Il conviendra de constater que si M. X Y conclut sur l’absence de violation de la clause pour certains clients de la Sas Burocom, démarchés par la société Avenir Bureautique, il ne présente pas d’observations en ce qui concerne ces deux sociétés, sauf à indiquer qu’il s’agit du libre jeu de la concurrence, ne s’expliquant pas sur la connaissance qu’il avait du montant restant dû sur le contrat passé avec la Sas Burocom.
Il doit toutefois être observé que la Sas Burocom n’indique pas expressément, si les deux clients ont ou non résilié leur contrat.
Pour le surplus, il résulte du procès verbal d’enquête préliminaire du 22 décembre 2016, qu’ont été identifiés dix clients de la Sas Burocom, ensuite démarchés par la société Avenir Bureautique.
Par ailleurs, le démarchage n’a été réalisé que dans trois cas par M. X Y, en excluant le cas de la mairie de Montrond le Chateau qui n’était plus cliente de la Sas Burocom depuis fin 2014.
En ce qui concerne ces mêmes clients, l’enquêteur ne fait mention que d’un seul client qui est effectivement passé de la Sas Burocom à la société Avenir Bureautique (Pontdis), la Sas Burocom n’apportant pas de précisions supplémentaires et ne pouvant se borner à préciser que 'le préjudice existe forcément et ressort des pièces produites, même s’il apparaît impossible à ce stade de la chiffrer précisément, sans interroger chaque client, ce qui serait fastidieux et contre-productif'.
Au vu de ces éléments, la clause pénale apparaît manifestement excessive et il conviendra d’en ramener le montant à la somme de 10.000€, le jugement étant infirmé sur ce point.
3- Sur l’application de l’article 700 du code de procédure civile
Compte-tenu de la solution donnée au litige, il n’y a pas lieu de faire application de ces dispositions au bénéfice de l’une ou l’autre des parties.

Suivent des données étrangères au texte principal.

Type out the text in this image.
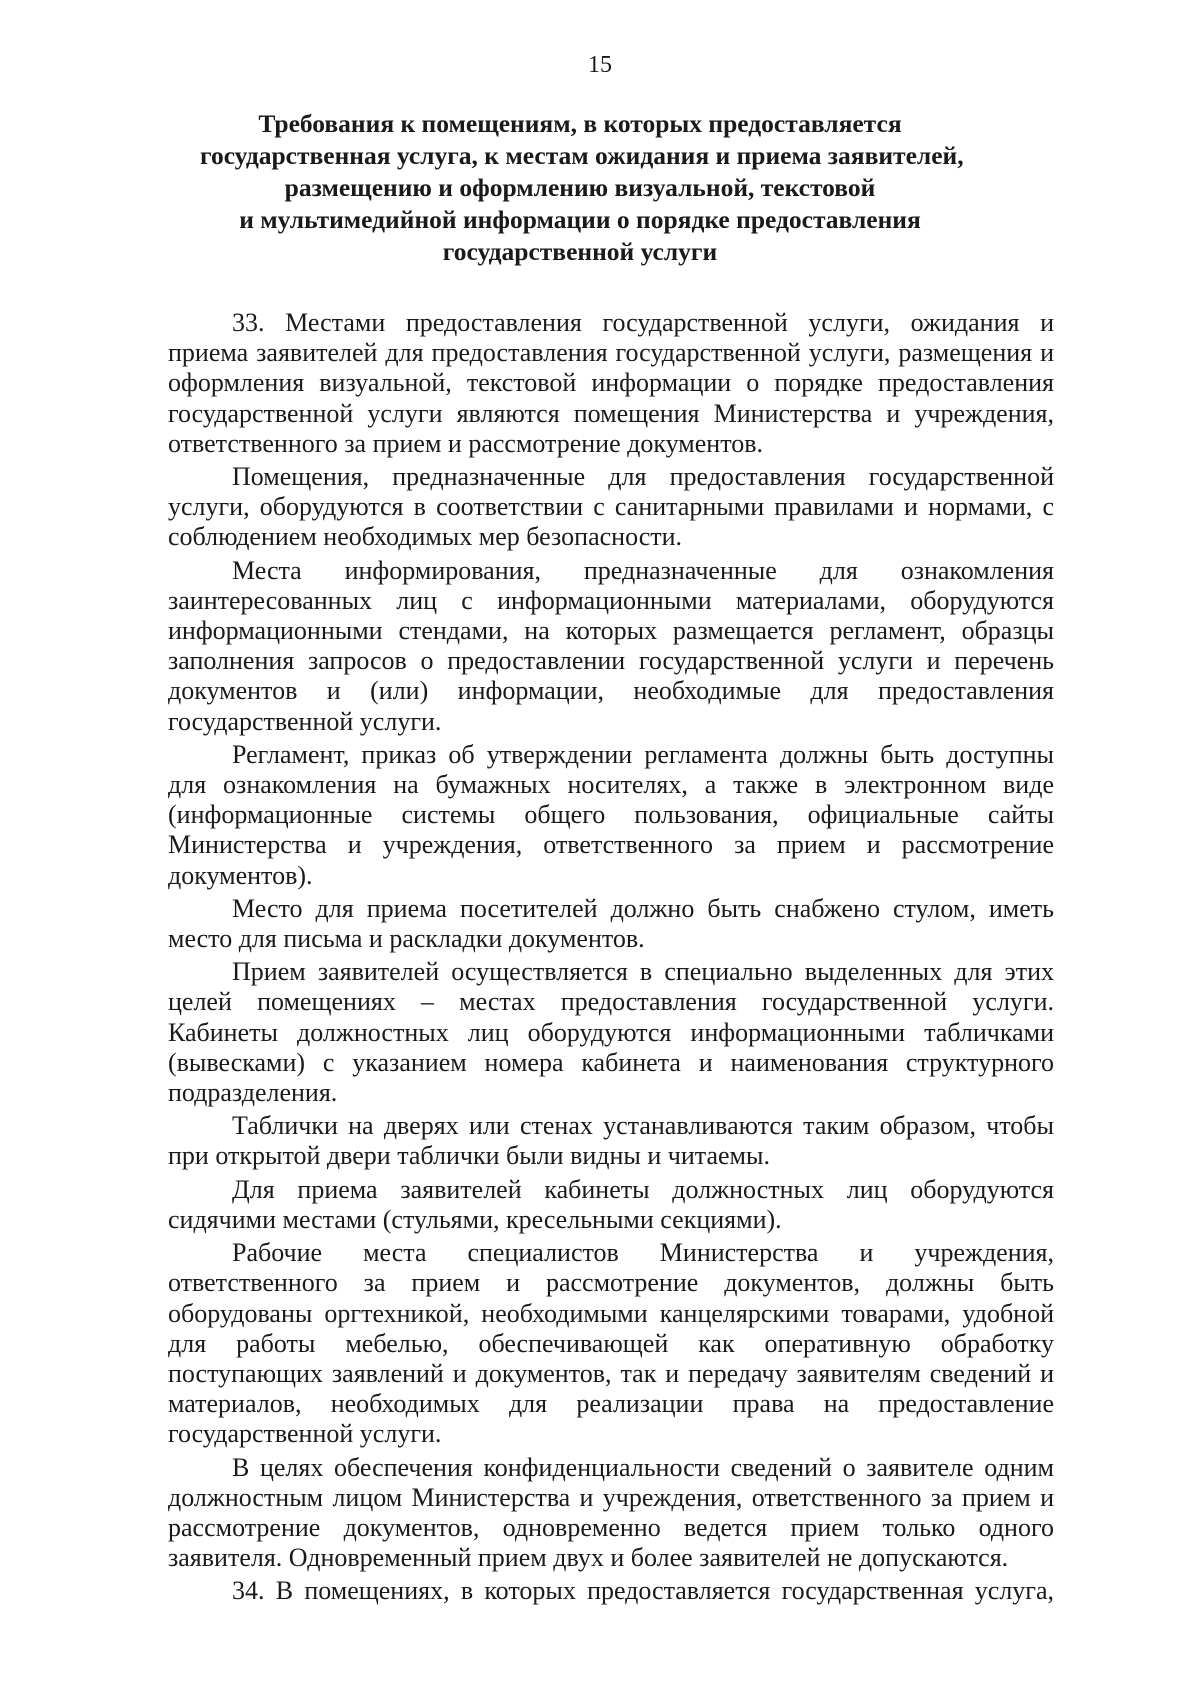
15
Требования к помещениям, в которых предоставляется
государственная услуга, к местам ожидания и приема заявителей,
размещению и оформлению визуальной, текстовой
и мультимедийной информации о порядке предоставления
государственной услуги

33. Местами предоставления государственной услуги, ожидания и приема заявителей для предоставления государственной услуги, размещения и оформления визуальной, текстовой информации о порядке предоставления государственной услуги являются помещения Министерства и учреждения, ответственного за прием и рассмотрение документов.

Помещения, предназначенные для предоставления государственной услуги, оборудуются в соответствии с санитарными правилами и нормами, с соблюдением необходимых мер безопасности.

Места информирования, предназначенные для ознакомления заинтересованных лиц с информационными материалами, оборудуются информационными стендами, на которых размещается регламент, образцы заполнения запросов о предоставлении государственной услуги и перечень документов и (или) информации, необходимые для предоставления государственной услуги.

Регламент, приказ об утверждении регламента должны быть доступны для ознакомления на бумажных носителях, а также в электронном виде (информационные системы общего пользования, официальные сайты Министерства и учреждения, ответственного за прием и рассмотрение документов).

Место для приема посетителей должно быть снабжено стулом, иметь место для письма и раскладки документов.

Прием заявителей осуществляется в специально выделенных для этих целей помещениях – местах предоставления государственной услуги. Кабинеты должностных лиц оборудуются информационными табличками (вывесками) с указанием номера кабинета и наименования структурного подразделения.

Таблички на дверях или стенах устанавливаются таким образом, чтобы при открытой двери таблички были видны и читаемы.

Для приема заявителей кабинеты должностных лиц оборудуются сидячими местами (стульями, кресельными секциями).

Рабочие места специалистов Министерства и учреждения, ответственного за прием и рассмотрение документов, должны быть оборудованы оргтехникой, необходимыми канцелярскими товарами, удобной для работы мебелью, обеспечивающей как оперативную обработку поступающих заявлений и документов, так и передачу заявителям сведений и материалов, необходимых для реализации права на предоставление государственной услуги.

В целях обеспечения конфиденциальности сведений о заявителе одним должностным лицом Министерства и учреждения, ответственного за прием и рассмотрение документов, одновременно ведется прием только одного заявителя. Одновременный прием двух и более заявителей не допускаются.

34. В помещениях, в которых предоставляется государственная услуга,
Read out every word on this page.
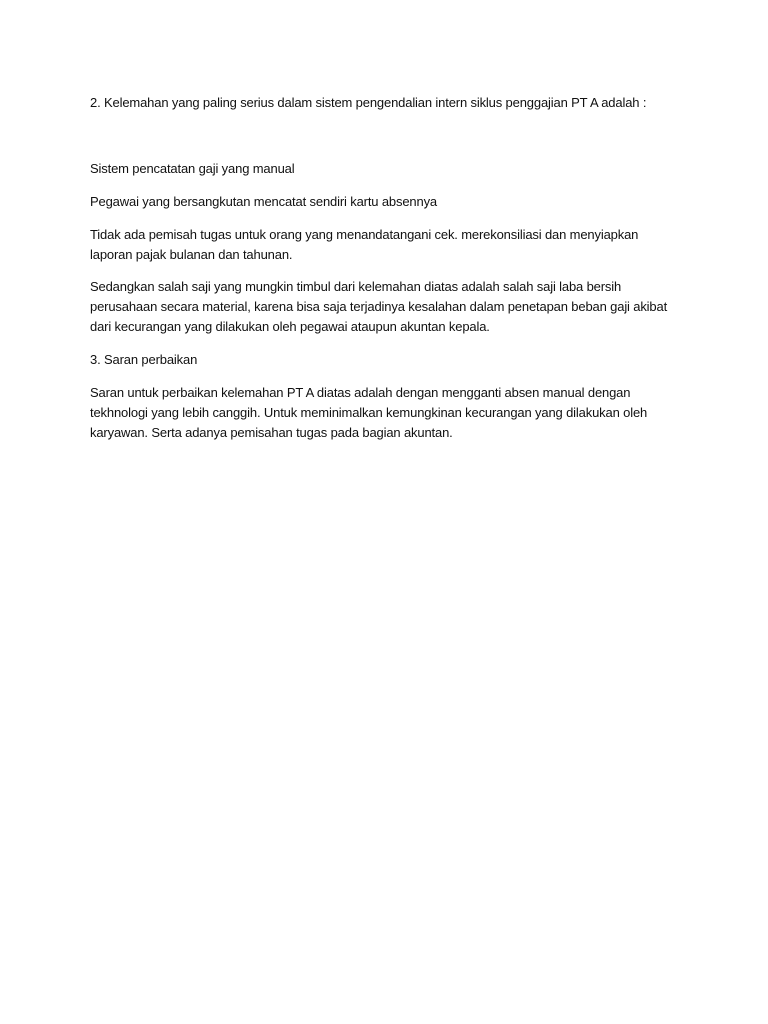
2. Kelemahan yang paling serius dalam sistem pengendalian intern siklus penggajian PT A adalah :

Sistem pencatatan gaji yang manual

Pegawai yang bersangkutan mencatat sendiri kartu absennya

Tidak ada pemisah tugas untuk orang yang menandatangani cek. merekonsiliasi dan menyiapkan laporan pajak bulanan dan tahunan.

Sedangkan salah saji yang mungkin timbul dari kelemahan diatas adalah salah saji laba bersih perusahaan secara material, karena bisa saja terjadinya kesalahan dalam penetapan beban gaji akibat dari kecurangan yang dilakukan oleh pegawai ataupun akuntan kepala.

3. Saran perbaikan

Saran untuk perbaikan kelemahan PT A diatas adalah dengan mengganti absen manual dengan tekhnologi yang lebih canggih. Untuk meminimalkan kemungkinan kecurangan yang dilakukan oleh karyawan. Serta adanya pemisahan tugas pada bagian akuntan.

Pour la même raison chacune des parties conservera la charge de ses propres dépens d’appel.
PAR CES MOTIFS
La Cour, Chambre sociale, statuant par arrêt contradictoire mis à disposition au greffe, après débats en audience publique et après en avoir délibéré,
CONFIRME le jugement entrepris, sauf en ce qu’il a condamné M. X Y à payer la somme de 40.000€ au titre de l’application de la clause de non-concurrence ;
Statuant à nouveau de ce seul chef,
CONDAMNE M. X Y à payer à Sas Burocom la somme de 10.000€ au titre de la clause pénale prévue au contrat ;
DIT n’y avoir lieu à application de l’article 700 du code de procédure civile ;
DIT que chacune des parties conservera la charge de ses propres dépens.
Ledit arrêt a été prononcé par mise à disposition au greffe le quinze janvier deux mille dix neuf et signé par Mme Christine K-DORSCH, Président de la Chambre Sociale, et Mme Karine MAUCHAIN, Greffier.